Soil carbon sequestration opens up new possibilities for climate-positive agriculture that delivers shared benefits, including enhanced soils that reduce fertiliser use and improve overall crop health, increased farmer resilience and prosperity as well as reduced GHG emissions.
With 52% of global farmlands degraded or disused, it is imperative that we restore the value placed on healthy soils through active interventions.
Rewarding regenerative practices with carbon credits
Carbon credits — certified emission reductions from climate-positive projects — are quickly being adopted to encourage sustainable business practices and help reach global net-zero goals. The voluntary carbon market, worth $1 billion in 2021, is now attracting the interest of global corporations.
While most projects used to generate carbon credits are related to renewable energy and reforestation, there is growing awareness around the concept of ‘carbon farming’.
These programmes seek to enhance agriculture’s role in climate mitigation by supporting offset production from soil carbon sequestration — with the ambition of trading these carbon offsets.
For instance, Microsoft recently committed to buy $2 million of carbon credits from an American farming cooperative, and US President Biden has called for a “carbon bank” to pay farmers for adopting regenerative agriculture practices.
Agriculture-related carbon credit systems have, so far, been mostly confined to large scale holdings in developed economies, where farmers have greater access to information sources, technology, and the necessary mechanisation and equipment.
However, the potential for impact in the developing world — home to hundreds of millions of farmers working small acreages — is colossal. We must establish a simpler validation and verification process of carbon credits to scale projects faster and support sustainable practices.

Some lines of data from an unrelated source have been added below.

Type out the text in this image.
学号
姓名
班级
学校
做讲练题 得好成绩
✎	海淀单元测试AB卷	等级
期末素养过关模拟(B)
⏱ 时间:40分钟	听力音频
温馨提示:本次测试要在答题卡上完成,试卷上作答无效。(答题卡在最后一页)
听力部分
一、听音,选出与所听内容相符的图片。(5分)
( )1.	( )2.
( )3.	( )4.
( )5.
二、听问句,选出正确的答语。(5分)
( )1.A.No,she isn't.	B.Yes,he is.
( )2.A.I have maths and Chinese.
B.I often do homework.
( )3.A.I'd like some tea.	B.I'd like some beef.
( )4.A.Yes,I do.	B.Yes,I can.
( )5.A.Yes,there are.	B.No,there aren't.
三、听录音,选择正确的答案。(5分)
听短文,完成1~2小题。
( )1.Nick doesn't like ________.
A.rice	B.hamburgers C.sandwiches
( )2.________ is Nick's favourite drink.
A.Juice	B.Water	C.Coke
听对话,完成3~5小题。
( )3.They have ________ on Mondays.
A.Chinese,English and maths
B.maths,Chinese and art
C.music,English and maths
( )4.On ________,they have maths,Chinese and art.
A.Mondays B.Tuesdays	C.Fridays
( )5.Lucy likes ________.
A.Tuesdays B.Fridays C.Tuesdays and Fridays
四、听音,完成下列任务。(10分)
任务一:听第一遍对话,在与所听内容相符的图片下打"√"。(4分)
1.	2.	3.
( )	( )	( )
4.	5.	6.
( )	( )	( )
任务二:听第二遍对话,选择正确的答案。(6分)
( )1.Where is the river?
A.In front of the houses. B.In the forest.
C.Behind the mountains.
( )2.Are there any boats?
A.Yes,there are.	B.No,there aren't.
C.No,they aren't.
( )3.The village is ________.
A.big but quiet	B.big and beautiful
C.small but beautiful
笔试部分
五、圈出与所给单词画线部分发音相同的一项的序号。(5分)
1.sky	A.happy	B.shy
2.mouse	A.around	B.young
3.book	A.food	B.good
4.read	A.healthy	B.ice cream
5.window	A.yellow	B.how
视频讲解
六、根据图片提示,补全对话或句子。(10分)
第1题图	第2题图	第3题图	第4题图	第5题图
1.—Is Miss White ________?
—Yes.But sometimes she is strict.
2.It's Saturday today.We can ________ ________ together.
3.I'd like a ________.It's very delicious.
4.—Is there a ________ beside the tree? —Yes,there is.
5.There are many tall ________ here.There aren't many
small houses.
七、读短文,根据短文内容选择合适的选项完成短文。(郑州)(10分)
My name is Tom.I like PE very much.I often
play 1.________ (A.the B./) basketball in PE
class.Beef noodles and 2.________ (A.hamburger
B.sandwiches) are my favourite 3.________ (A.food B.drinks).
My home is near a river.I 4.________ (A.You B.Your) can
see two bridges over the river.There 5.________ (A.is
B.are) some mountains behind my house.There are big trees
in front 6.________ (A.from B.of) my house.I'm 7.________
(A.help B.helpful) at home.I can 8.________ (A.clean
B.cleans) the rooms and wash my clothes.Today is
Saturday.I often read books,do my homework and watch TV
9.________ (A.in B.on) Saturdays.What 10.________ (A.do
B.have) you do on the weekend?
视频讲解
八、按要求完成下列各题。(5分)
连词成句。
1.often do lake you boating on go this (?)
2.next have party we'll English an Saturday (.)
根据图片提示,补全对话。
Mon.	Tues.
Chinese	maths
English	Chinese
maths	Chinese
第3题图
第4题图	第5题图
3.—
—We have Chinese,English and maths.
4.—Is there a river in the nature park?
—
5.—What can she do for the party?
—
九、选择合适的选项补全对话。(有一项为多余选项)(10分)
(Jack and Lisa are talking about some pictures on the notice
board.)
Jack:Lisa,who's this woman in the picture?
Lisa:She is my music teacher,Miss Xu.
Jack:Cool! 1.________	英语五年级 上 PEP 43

Democratizing innovation for sustainable profit
Technology and the private sector, too, can play a role in opening access to carbon credit systems or other carbon sinks for small acreage farmers.
Take nurture.farm, a digital platform for sustainable agriculture. It aims to preserve and enrich global soil health and utilise its untapped potential as Earth’s largest carbon sink. And smallholder farmers play a key role in this effort.
In November 2021, as part of a Crop Residue Management (CRM) programme and in partnership with the Indian Agricultural Research Institute, nurture.farm convinced over 25,000 farmers across over 420,000 acres of land to decompose their rice stubble rather than burn it, preventing the emission of over one million tonnes of carbon dioxide.
This was made possible by the distribution of ‘PUSA’ — a bio-enzyme that decomposes stubble and turns it into compost, enhancing the soil quality and water-holding capacity of fields, in turn reducing farmers’ reliance on supplementary fertilisers.
As well as a host of other tech-driven innovations, nurture.farm ensures farmers are incentivized to use its innovations by selling India’s first ever agriculture-driven carbon credits.
Other companies, such as CropIn, are using artificial intelligence to digitize and inform decision-making on the farm. By equipping Indian farmers with mobile-based advisory dashboards hosting insights around sowing, soil health, seed treatment, and weather forecasts, farmers are fostering resilience to changing climates and participating in regenerative practices — while ensuring their farms remain efficient and profitable.
Toward net-zero
India has pledged net-zero carbon emissions by 2070, and in that effort initiatives like eliminating stubble burning, equipping farmers with digital tools and other regenerative agricultural practices must become — and remain — top priorities.
New technologies and digital connectivity are already pairing with carbon credit systems to unlock opportunities for farming communities that harness the power of climate-positive agriculture, and boost their livelihoods as a result.
While work is yet needed to streamline the carbon verification and validation process, with a bespoke and integrated approach, smallholder farmers can participate in the carbon market — benefiting them and the planet.